Spin geometric phases in hopping magnetoconductance

We identify theoretically the geometric phases of the electrons' spinor that can be detected in measurements of charge and spin transport through Aharonov-Bohm interferometers threaded by a magnetic flux $\mathrm{\Phi }$ (in units of the flux quantum) where Rashba spin-orbit and Zeeman interactions are active. We show that the combined effect of these two interactions produces a $sin\left(\mathrm{\Phi }\right)$ [in addition to the usual $cos\left(\mathrm{\Phi }\right)$] dependence of the magnetoconductance, whose amplitude is proportional to the Zeeman field. Therefore, although the magnetoconductance is an even function of the magnetic field, it is not a periodic function of it, and the widely used concept of a phase shift in the Aharonov-Bohm oscillations, as indicated in previous work, is not applicable. We find the directions of the spin polarizations in the system and show that in general (even without the Zeeman term) the spin currents are not conserved, implying the generation of magnetization in the terminals attached to the interferometer.

Figure 1

Illustration of our model.
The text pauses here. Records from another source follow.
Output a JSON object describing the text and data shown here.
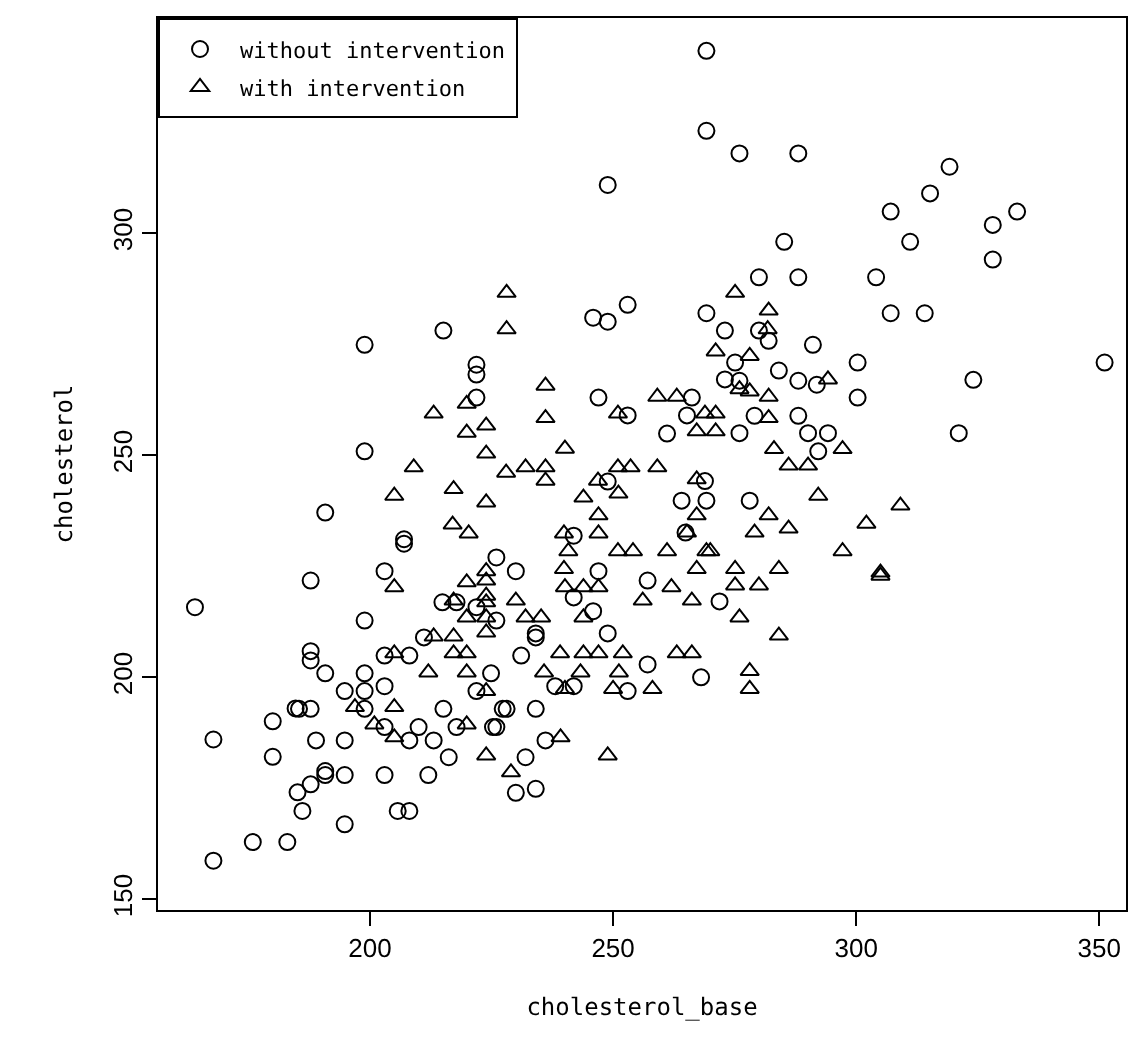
{
  "chart_data": {
    "type": "scatter",
    "xlabel": "cholesterol_base",
    "ylabel": "cholesterol",
    "xlim": [
      156.4,
      355.5
    ],
    "ylim": [
      147.6,
      348.5
    ],
    "xticks": [
      200,
      250,
      300,
      350
    ],
    "yticks": [
      150,
      200,
      250,
      300
    ],
    "grid": false,
    "legend": "top left",
    "series": [
      {
        "name": "without intervention",
        "color": "#000000",
        "marker": "circle",
        "x": [
          269.2,
          269.2,
          248.9,
          253.0,
          245.9,
          248.9,
          269.2,
          198.9,
          215.1,
          221.9,
          221.9,
          221.9,
          247.0,
          253.0,
          261.1,
          265.2,
          266.2,
          198.9,
          248.9,
          276.0,
          288.1,
          319.2,
          315.2,
          307.1,
          333.1,
          328.1,
          285.2,
          311.1,
          328.1,
          280.0,
          288.1,
          304.1,
          307.1,
          314.1,
          273.0,
          280.0,
          282.0,
          291.1,
          275.1,
          284.1,
          300.3,
          351.1,
          273.0,
          276.0,
          288.1,
          291.9,
          324.1,
          300.3,
          279.1,
          288.1,
          276.0,
          290.1,
          294.2,
          292.2,
          321.1,
          268.9,
          190.8,
          207.0,
          207.0,
          187.8,
          203.0,
          226.0,
          230.0,
          198.9,
          214.9,
          217.8,
          221.9,
          226.0,
          211.1,
          234.1,
          234.1,
          245.9,
          241.9,
          247.0,
          257.1,
          248.9,
          264.1,
          269.2,
          241.9,
          264.9,
          187.8,
          187.8,
          203.0,
          208.1,
          231.1,
          190.8,
          198.9,
          194.8,
          198.9,
          203.0,
          224.9,
          221.9,
          257.1,
          268.1,
          238.1,
          241.9,
          253.0,
          185.4,
          187.8,
          198.9,
          203.0,
          215.1,
          227.3,
          228.1,
          234.1,
          217.8,
          225.3,
          226.0,
          210.0,
          188.9,
          194.8,
          208.1,
          213.1,
          236.1,
          216.2,
          232.0,
          190.8,
          190.8,
          194.8,
          203.0,
          212.0,
          187.8,
          186.1,
          205.7,
          208.1,
          194.8,
          230.0,
          234.1,
          278.1,
          271.9,
          164.0,
          167.8,
          180.0,
          180.0,
          184.7,
          185.1,
          167.8,
          175.9,
          183.0
        ],
        "values": [
          341.1,
          323.1,
          310.9,
          283.9,
          281.0,
          280.1,
          282.0,
          274.9,
          278.1,
          270.4,
          268.2,
          263.0,
          263.0,
          259.0,
          254.9,
          259.0,
          263.0,
          250.9,
          244.1,
          318.0,
          318.0,
          315.0,
          309.0,
          304.9,
          304.9,
          301.9,
          298.1,
          298.1,
          294.1,
          290.1,
          290.1,
          290.1,
          282.0,
          282.0,
          278.1,
          278.1,
          275.8,
          274.9,
          270.9,
          269.1,
          270.9,
          270.9,
          267.1,
          266.8,
          266.8,
          265.9,
          267.0,
          263.0,
          258.9,
          258.9,
          255.0,
          255.0,
          255.0,
          250.9,
          255.0,
          244.2,
          237.1,
          231.1,
          230.1,
          221.8,
          223.9,
          227.0,
          223.9,
          212.8,
          216.9,
          216.9,
          215.8,
          212.8,
          209.0,
          209.9,
          209.0,
          214.9,
          218.0,
          223.9,
          221.8,
          209.9,
          239.8,
          239.8,
          231.9,
          232.6,
          205.9,
          203.8,
          204.9,
          204.9,
          204.9,
          200.9,
          200.9,
          196.9,
          196.9,
          198.0,
          200.9,
          196.9,
          202.9,
          200.0,
          198.0,
          198.0,
          196.9,
          192.9,
          192.9,
          192.9,
          188.8,
          192.9,
          192.9,
          192.9,
          192.9,
          188.8,
          188.8,
          188.8,
          188.8,
          185.8,
          185.8,
          185.8,
          185.8,
          185.8,
          182.0,
          182.0,
          178.9,
          178.0,
          178.0,
          178.0,
          178.0,
          175.9,
          169.9,
          169.9,
          169.9,
          166.9,
          174.0,
          174.9,
          239.8,
          217.1,
          215.8,
          186.0,
          190.1,
          182.1,
          193.0,
          174.1,
          158.7,
          162.9,
          162.9
        ]
      },
      {
        "name": "with intervention",
        "color": "#000000",
        "marker": "triangle",
        "x": [
          228.1,
          228.1,
          236.1,
          213.1,
          219.9,
          236.1,
          219.9,
          223.9,
          223.9,
          240.1,
          209.0,
          228.0,
          232.0,
          236.1,
          236.1,
          251.0,
          253.6,
          259.1,
          259.1,
          263.1,
          251.0,
          267.2,
          246.9,
          267.2,
          217.2,
          205.0,
          275.1,
          282.0,
          281.8,
          271.1,
          278.1,
          276.0,
          278.1,
          282.0,
          294.2,
          268.9,
          271.1,
          271.1,
          282.0,
          283.1,
          286.1,
          290.1,
          297.2,
          292.2,
          309.1,
          282.0,
          279.1,
          286.1,
          302.1,
          270.0,
          297.2,
          275.1,
          284.1,
          305.0,
          305.0,
          275.1,
          280.0,
          276.0,
          284.1,
          278.1,
          278.1,
          223.9,
          243.9,
          251.1,
          217.0,
          220.3,
          239.9,
          247.0,
          247.0,
          267.2,
          265.2,
          240.8,
          251.0,
          254.1,
          261.1,
          269.2,
          223.9,
          223.9,
          219.9,
          205.0,
          239.9,
          240.1,
          243.9,
          247.0,
          262.0,
          267.2,
          223.9,
          223.9,
          230.0,
          217.2,
          219.9,
          223.9,
          232.0,
          235.2,
          243.9,
          256.1,
          266.2,
          223.9,
          213.1,
          217.2,
          205.0,
          217.2,
          219.9,
          239.1,
          243.9,
          247.0,
          252.0,
          263.1,
          266.2,
          212.0,
          219.9,
          235.8,
          243.3,
          251.2,
          223.9,
          240.1,
          250.0,
          258.1,
          196.9,
          205.0,
          200.9,
          205.0,
          219.9,
          239.2,
          223.9,
          248.9,
          229.0
        ],
        "values": [
          286.6,
          278.4,
          265.7,
          259.4,
          261.6,
          258.4,
          255.1,
          256.7,
          250.4,
          251.5,
          247.3,
          246.1,
          247.3,
          247.3,
          244.3,
          247.3,
          247.3,
          247.3,
          263.2,
          263.2,
          259.4,
          255.4,
          244.3,
          244.6,
          242.4,
          240.9,
          286.6,
          282.6,
          278.4,
          273.4,
          272.4,
          264.9,
          264.4,
          263.2,
          267.1,
          259.4,
          259.4,
          255.4,
          258.4,
          251.4,
          247.7,
          247.7,
          251.4,
          240.9,
          238.7,
          236.5,
          232.6,
          233.5,
          234.6,
          228.4,
          228.4,
          224.4,
          224.4,
          223.6,
          222.9,
          220.7,
          220.7,
          213.5,
          209.4,
          201.4,
          197.4,
          239.4,
          240.5,
          241.4,
          234.4,
          232.4,
          232.4,
          236.5,
          232.4,
          236.5,
          232.6,
          228.4,
          228.4,
          228.4,
          228.4,
          228.4,
          223.9,
          221.8,
          221.4,
          220.3,
          224.4,
          220.3,
          220.3,
          220.3,
          220.3,
          224.4,
          218.4,
          216.9,
          217.3,
          217.3,
          213.5,
          213.5,
          213.5,
          213.5,
          213.5,
          217.3,
          217.3,
          210.1,
          209.2,
          209.2,
          205.4,
          205.4,
          205.4,
          205.4,
          205.4,
          205.4,
          205.4,
          205.4,
          205.4,
          201.1,
          201.1,
          201.1,
          201.1,
          201.1,
          196.9,
          197.4,
          197.4,
          197.4,
          193.3,
          193.3,
          189.4,
          186.5,
          189.4,
          186.5,
          182.4,
          182.4,
          178.6
        ]
      }
    ]
  }
}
A triangular Aharonov-Bohm interferometer is threaded by a magnetic flux $\mathrm{\Phi }$ (in units of the flux quantum). The interferometer is coupled to two reservoirs. One of its arms carries a quantum dot. A Zeeman field normal to the plane of the triangle affects both the dot and the arms of the loop. An electric field normal to the plane of the triangle generates a Rashba spin-orbit interaction on the links forming the triangle.